BIOGRAPHY
María Dusamp is a Colombian sculptor based in New York whose work explores memory, resilience, and the stories that can only be told through form. After earning her BFA with Distinction from Pratt Institute and MFA from the School of Visual Arts, she has exhibited at venues including Wassaic Project, Collar Works, and The Clemente Soto Vélez Cultural Center. Her work has been featured in Art Zealous, Dear Artists Project, and Quiet Lunch, among other platforms. Dusamp extends her practice through teaching workshops at institutions like Howie The Harp Community Access and curatorial projects at Starta Arta and Equity Gallery, fostering artistic dialogue within her community.
ARTIST STATEMENT
Some learn early an unutterable experience. Some stories can only be told through the language of form—through clay and hollows that hold what cannot be spoken. Whether drawn from literature or lived experience, I give these narratives physical shape as figures, abstract reliefs, and ribbons.

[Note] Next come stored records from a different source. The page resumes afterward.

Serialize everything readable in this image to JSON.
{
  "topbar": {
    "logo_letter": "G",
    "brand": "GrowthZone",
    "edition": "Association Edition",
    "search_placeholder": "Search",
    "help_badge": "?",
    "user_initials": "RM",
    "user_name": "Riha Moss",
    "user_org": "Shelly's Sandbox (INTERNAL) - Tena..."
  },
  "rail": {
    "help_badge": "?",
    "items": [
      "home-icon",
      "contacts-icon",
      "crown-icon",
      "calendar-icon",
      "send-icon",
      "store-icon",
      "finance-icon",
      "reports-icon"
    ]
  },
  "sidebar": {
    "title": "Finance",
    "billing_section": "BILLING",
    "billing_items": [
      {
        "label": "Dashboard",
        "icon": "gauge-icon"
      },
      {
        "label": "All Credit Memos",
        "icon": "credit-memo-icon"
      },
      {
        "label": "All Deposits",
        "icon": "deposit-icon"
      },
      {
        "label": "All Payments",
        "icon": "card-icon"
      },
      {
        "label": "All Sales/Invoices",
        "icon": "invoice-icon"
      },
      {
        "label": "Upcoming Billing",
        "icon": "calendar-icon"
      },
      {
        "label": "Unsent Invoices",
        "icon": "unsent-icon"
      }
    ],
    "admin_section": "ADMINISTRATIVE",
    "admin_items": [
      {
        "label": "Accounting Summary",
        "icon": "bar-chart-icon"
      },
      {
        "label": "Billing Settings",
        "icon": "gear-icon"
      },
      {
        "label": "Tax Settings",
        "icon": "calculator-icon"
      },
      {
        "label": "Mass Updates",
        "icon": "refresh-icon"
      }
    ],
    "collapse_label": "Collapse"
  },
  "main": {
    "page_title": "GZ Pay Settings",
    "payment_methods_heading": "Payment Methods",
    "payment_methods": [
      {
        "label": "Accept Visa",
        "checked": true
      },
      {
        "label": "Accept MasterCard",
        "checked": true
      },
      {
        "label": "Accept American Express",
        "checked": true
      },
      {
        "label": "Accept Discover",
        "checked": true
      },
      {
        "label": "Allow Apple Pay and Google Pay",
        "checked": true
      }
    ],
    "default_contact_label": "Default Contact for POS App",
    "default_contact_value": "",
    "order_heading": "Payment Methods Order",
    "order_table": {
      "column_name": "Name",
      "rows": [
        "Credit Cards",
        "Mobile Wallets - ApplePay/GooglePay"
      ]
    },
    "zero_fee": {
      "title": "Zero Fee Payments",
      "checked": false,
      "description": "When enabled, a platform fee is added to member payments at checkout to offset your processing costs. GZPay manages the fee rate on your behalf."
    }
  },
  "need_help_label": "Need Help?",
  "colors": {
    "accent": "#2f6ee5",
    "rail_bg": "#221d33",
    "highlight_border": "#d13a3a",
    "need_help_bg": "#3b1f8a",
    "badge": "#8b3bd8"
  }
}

Not everyone grew up in a happy home. Others had to grow up sooner than others, without knowing and to no choice of their own. I sculpt a young girl I've nicknamed Bebop. She is about innocence—the strength and vulnerabilities of her own innocence. Alone, she is vulnerable and small, holding a butter knife without understanding. But in numbers she is strong. Her innocence will arrive.
Growing up in Bogotá, stray dogs were everywhere—always accompanied by a desire to befriend them while knowing they might bite. I sculpt these dogs too, blurring predation and intimacy. This tension mirrors trauma: wanting to be loved only to mistake that love for damaging behavior.
My reliefs explore other territories where memory lives—Shakespeare's Ophelia examining her internal state, the place where she died, and the way my inherited hair echoes tangled bodies of water. These organic forms become topographies of feeling, surfaces that breathe despite their stillness.
My ribbons unfurl as timelines of transformation, marking pivotal junctures. With micro poems inlaid in wood letters, they trace rituals of cleanliness, my fluctuating relationship to astrology, and the cyclical nature of belief and doubt—each mapping a different way of enduring.
I think often of my grandmother's hands arranging flowers, of the way women in my family have always shaped material to hold what cannot be spoken. Through mold making and casting, I enable mistakes to occur as an echo to life's mishaps. These works do not parade their stories but offer silence as a means to start a conversation. I strive to provide that place where you can feel their presence and hope to know them better.